Carceri strapiene, ma non dei peggiori delinquenti…
Mentre pensate in quale disgrazia giudiziaria vi siete imbattuti o potreste imbattervi, le patrie galere sono stracolme di carcerati, al di là di ogni limite e rispetto della dignità umana, a tal punto che si pensa di costruirne molte altre o di “alleggerirle” grazie ad amnistie, indulti, ecc.
I miei amici penalisti o magistrati mi hanno sempre confidato: «In carcere, a star male, nel corso degli anni, ho visto finire solo i poveracci, quelli senza bravi avvocati.
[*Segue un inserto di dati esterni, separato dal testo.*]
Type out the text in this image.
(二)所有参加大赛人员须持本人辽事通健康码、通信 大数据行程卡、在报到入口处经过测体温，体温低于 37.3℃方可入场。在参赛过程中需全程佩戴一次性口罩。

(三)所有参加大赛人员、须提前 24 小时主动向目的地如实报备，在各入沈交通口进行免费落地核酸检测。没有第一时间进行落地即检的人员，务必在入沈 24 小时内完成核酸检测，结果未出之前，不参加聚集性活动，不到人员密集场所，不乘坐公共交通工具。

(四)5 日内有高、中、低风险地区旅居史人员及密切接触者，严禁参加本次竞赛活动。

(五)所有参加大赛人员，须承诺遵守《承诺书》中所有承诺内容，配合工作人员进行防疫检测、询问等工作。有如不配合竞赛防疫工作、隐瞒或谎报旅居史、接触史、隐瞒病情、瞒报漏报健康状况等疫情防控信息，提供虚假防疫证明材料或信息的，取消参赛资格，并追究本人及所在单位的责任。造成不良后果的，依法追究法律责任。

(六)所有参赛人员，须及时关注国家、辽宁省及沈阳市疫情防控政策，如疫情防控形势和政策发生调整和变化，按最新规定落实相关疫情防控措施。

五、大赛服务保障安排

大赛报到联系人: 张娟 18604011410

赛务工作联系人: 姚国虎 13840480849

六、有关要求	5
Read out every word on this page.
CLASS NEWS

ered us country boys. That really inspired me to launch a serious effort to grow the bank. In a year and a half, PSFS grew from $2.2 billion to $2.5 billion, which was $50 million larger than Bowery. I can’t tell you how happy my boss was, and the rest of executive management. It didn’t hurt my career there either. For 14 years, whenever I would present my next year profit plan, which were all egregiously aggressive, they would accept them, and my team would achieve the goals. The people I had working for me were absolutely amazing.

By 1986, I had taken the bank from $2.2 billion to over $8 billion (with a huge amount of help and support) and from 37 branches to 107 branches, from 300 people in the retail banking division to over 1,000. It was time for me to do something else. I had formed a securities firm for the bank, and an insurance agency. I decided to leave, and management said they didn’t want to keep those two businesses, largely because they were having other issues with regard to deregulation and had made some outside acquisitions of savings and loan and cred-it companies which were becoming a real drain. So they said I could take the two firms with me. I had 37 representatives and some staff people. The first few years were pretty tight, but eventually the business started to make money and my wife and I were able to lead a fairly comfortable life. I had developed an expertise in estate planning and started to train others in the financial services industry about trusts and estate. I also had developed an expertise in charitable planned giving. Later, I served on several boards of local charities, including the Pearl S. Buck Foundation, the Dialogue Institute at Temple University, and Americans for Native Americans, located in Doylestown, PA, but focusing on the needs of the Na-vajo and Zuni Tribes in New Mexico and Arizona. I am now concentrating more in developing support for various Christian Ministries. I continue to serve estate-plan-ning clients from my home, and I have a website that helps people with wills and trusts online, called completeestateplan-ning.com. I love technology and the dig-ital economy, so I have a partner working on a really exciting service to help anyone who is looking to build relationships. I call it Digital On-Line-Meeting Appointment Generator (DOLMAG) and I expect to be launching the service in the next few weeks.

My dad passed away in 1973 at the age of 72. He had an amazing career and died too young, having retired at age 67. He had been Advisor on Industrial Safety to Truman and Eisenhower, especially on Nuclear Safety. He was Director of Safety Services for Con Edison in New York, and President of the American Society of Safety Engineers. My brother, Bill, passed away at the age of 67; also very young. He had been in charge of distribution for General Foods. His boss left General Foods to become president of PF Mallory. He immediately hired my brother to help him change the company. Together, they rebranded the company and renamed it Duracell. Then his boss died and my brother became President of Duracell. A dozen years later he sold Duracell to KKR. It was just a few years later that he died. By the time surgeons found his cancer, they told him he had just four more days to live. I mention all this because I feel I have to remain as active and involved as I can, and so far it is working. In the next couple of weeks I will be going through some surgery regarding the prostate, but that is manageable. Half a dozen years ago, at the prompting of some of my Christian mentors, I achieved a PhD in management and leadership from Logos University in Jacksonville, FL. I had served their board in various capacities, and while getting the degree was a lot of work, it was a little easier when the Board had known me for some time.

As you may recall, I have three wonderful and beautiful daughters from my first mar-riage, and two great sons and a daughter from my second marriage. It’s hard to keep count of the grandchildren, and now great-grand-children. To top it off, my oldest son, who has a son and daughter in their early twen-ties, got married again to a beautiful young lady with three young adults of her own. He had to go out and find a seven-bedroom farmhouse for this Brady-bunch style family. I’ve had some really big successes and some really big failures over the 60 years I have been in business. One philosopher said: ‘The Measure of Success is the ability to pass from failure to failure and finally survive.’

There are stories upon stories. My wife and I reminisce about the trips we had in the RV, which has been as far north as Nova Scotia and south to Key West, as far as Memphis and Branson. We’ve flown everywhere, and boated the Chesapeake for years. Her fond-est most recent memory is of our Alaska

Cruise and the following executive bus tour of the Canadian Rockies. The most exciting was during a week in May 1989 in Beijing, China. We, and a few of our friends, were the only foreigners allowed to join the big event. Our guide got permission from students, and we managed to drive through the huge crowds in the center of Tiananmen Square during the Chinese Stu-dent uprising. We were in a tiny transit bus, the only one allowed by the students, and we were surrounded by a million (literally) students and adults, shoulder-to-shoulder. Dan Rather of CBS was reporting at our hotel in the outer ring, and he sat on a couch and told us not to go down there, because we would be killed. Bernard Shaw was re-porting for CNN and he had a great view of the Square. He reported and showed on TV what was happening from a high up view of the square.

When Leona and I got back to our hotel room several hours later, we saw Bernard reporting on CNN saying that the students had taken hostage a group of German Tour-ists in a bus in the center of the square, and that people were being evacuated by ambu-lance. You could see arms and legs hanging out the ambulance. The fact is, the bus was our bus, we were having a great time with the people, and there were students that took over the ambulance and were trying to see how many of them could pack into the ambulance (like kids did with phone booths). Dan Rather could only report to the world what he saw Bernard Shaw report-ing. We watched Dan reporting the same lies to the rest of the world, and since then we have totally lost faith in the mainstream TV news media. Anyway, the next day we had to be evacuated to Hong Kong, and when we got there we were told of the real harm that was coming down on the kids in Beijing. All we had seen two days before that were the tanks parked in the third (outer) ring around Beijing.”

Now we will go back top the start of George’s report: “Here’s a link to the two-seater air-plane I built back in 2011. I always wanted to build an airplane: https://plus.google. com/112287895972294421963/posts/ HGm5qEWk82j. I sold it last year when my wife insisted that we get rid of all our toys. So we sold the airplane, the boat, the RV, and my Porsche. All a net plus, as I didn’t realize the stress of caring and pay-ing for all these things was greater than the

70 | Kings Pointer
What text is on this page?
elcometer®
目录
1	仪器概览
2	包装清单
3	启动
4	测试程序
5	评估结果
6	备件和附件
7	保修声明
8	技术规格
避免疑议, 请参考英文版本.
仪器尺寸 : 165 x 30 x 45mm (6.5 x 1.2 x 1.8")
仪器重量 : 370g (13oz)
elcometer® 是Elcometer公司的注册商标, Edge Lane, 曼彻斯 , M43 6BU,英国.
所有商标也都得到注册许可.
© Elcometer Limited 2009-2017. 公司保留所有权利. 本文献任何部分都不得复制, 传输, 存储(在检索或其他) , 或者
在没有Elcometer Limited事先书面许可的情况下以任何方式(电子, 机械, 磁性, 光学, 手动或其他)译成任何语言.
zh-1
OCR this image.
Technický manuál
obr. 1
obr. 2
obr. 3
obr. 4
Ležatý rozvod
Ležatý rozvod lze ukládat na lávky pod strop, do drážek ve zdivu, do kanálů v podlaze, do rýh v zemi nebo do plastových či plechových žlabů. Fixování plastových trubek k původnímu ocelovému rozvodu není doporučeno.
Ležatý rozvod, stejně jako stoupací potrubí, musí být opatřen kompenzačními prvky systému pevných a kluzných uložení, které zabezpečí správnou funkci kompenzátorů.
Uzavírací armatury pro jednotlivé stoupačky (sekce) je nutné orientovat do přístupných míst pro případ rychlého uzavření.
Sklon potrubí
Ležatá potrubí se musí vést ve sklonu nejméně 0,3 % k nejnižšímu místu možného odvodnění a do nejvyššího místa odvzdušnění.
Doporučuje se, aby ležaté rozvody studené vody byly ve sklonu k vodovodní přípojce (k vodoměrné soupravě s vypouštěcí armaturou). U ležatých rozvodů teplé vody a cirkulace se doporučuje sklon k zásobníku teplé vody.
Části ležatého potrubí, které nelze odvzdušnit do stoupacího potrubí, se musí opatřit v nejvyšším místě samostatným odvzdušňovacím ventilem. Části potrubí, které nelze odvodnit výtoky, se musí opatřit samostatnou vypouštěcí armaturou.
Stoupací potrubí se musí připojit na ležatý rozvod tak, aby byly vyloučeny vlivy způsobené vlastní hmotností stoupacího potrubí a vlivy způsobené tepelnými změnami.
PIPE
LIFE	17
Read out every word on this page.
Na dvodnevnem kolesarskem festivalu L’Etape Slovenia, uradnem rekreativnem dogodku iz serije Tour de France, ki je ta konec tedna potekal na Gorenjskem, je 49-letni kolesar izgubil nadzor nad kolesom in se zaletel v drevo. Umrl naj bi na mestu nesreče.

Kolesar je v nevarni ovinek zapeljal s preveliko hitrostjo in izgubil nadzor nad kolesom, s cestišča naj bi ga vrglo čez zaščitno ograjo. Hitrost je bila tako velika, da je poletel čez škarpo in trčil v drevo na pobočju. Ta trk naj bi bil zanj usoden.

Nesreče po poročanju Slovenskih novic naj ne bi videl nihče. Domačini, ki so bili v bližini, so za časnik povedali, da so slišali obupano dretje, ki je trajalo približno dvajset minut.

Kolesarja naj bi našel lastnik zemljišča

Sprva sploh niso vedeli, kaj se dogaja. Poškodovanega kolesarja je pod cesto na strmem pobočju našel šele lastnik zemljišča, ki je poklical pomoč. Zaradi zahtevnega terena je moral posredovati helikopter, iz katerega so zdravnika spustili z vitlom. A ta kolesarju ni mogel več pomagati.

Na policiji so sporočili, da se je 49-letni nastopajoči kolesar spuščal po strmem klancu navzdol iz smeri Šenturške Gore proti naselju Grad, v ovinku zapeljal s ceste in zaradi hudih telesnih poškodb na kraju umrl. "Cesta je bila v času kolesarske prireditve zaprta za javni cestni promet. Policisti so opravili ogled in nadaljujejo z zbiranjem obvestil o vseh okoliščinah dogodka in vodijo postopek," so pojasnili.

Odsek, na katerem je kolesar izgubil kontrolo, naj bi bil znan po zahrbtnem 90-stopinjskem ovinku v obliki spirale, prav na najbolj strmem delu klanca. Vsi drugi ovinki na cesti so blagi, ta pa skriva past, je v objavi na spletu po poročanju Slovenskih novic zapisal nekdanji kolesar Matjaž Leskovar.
Mai un potente o un vero, pericoloso criminale».
Ricordiamo che LucidaMente si è già occupata di “malagiustizia”. Cfr., tra l’altro, due recensioni di libri sull’argomento: Loretta Scipioni, Quando le istituzioni umiliano il cittadino, e, su uno dei casi più eclatanti, Erika Casali, La malagiustizia ed Enzo Tortora.
L’immagine: Ritratto di dottore (Il magistrato) (1560, olio su tela, cm 116×91,5, Pinacoteca Tosio Martinengo di Brescia) di Giovanni Battista Moroni (Albino, Bergamo, 1520 circa – Bergamo, 1579).